July Still Means Troubles in Belfast

The July parades in Northern Ireland celebrate a Protestant military victory over a Catholic army at the Battle of the Boyne in the Republic of Ireland over 300 years ago. The marches are an in-your-face expression by some of Northern Ireland's Protestants to maintain their appearance of superiority over Catholics.

An anti-Catholic organization called the "Orange Order" is chiefly responsible.

Led by loud, oversized drums, and bands screaming "Down with the Pope" and denouncing all things Catholic, the parades unsurprisingly create bitter resentment when they are allowed to march through Catholic neighborhoods.

A contingent of the local Orange Order featuring sullen old men in back-of-the-closet dark suits, anachronistic black Bowler hats and large be-medaled Orange sashes, struts itself through neighborhoods they would not dare visit dressed this way without the police protection that must accompany the parades.

It is a sad commentary on the state of peace in Northern Ireland that these parades through Catholic neighborhoods are permitted at all. They also give the small minority of Catholic nationalists who have not accepted the Good Friday agreement (called Dissidents) a perfect opportunity to cause much of the rioting that we read about each year.

But the political forces in Northern Ireland are in such a delicate balance that authorities must allow these expressions of direct antagonism; if they don't, hardline Unionists won't cooperate at all.

The North Belfast Ardoyne parade on the Crumlin Road is a good example of how unreal, purely symbolic, and finger-in-the-dike like the parade effort has become. North Belfast was second only to West Belfast in number of killings during the height of the troubles from 1968 to the mid 1990s. There is a stretch of the Crumlin Road hardly 200 yards long that is the center of rioting every year. Catholics' homes surround the 200 yards and Protestants, mostly pensioners, live at the end of the 200 yards and beyond. The area was completely Protestant up until 20-25 years ago when the ever-growing Catholic community began to expand and move into the area. Today the 200 yards is 100 percent Catholic, but since it was Protestant years ago authorities have consistently issued permits for the Orange Order to march.

On July 12,, with riot police in and out of their vehicles, a limited number of Orange Order marchers gathered in a connecting street and quickly marched the 200 yards past yelling protesters toward the cheers of the Protestant crowd waiting for them in their own territory. The rioting then began and continued well into the night, and at times through the next day. With this, dissident troublemakers were provided a perfect opportunity to throw stones and set fire to vehicles despite the presence of leading Sinn Fein politicians working with the police to identify and control the rioters.

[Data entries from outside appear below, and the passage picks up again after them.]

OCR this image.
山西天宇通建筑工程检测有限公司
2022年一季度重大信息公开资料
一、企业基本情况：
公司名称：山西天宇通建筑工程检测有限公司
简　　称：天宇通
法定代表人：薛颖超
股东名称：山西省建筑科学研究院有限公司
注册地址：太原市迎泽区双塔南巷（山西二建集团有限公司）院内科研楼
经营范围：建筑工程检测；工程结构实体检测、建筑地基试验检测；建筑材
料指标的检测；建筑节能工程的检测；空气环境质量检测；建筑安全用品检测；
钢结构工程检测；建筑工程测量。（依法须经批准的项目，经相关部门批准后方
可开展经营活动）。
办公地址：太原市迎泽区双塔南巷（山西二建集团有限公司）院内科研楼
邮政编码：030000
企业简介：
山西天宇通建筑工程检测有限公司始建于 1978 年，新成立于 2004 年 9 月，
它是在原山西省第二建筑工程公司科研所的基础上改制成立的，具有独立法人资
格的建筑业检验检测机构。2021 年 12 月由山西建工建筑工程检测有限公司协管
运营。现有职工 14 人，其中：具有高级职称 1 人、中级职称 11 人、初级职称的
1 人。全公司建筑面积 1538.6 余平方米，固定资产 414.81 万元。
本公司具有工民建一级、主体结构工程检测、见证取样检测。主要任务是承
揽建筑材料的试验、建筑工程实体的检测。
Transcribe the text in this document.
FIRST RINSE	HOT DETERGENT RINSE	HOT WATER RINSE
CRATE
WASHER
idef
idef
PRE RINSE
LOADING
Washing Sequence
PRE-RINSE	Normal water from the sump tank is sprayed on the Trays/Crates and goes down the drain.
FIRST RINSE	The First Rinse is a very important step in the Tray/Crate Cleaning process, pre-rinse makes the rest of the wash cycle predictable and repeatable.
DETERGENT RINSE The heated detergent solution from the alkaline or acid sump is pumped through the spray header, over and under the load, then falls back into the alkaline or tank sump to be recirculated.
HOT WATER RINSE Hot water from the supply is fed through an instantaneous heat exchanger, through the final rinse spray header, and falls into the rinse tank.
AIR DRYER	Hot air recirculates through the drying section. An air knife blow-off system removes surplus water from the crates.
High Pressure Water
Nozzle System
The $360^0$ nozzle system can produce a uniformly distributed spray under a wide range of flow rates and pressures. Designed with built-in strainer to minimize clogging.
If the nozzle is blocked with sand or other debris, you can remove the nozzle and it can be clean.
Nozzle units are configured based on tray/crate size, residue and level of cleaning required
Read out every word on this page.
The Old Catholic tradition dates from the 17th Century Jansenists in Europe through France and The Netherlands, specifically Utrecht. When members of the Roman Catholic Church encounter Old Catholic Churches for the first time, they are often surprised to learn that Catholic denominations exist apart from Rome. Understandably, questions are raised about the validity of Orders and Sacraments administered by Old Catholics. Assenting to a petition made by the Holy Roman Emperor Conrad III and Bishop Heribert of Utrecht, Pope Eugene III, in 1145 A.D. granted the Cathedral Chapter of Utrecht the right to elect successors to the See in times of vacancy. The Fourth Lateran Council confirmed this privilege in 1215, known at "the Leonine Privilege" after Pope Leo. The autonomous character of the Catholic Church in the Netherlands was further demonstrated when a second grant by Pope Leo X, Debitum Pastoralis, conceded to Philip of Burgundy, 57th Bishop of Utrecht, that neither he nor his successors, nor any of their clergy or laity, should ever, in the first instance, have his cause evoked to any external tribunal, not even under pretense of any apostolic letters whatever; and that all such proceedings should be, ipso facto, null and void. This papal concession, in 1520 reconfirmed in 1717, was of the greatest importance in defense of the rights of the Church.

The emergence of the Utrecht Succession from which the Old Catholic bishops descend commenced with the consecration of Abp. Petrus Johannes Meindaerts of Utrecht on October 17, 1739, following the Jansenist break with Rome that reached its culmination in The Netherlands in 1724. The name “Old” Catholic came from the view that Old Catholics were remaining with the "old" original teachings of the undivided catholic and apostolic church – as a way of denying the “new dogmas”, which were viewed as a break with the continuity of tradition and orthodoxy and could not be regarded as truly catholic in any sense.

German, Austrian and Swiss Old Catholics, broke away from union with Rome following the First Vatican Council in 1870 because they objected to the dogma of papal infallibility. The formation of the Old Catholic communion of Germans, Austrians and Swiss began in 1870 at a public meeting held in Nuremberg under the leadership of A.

It's a show. The media love it, the police are injured, and the "hard men" on both sides somehow feel they have accomplished something.

After the situation calms down in the days following, elderly Protestants once again use the Post Office located on the 200 yards, right alongside Catholic residents doing their own shopping. No peace walls have been built since both sides have to use the same stores and services located in the disputed area.

It should be noted that during all of this, 90 percent of the rest of Belfast is peaceful. The trouble usually occurs only when the Orange Order decides to march through a Catholic area.

The hope is that with the peace process moving forward in the years ahead, this type of confrontation will go away and both sides will learn to live together.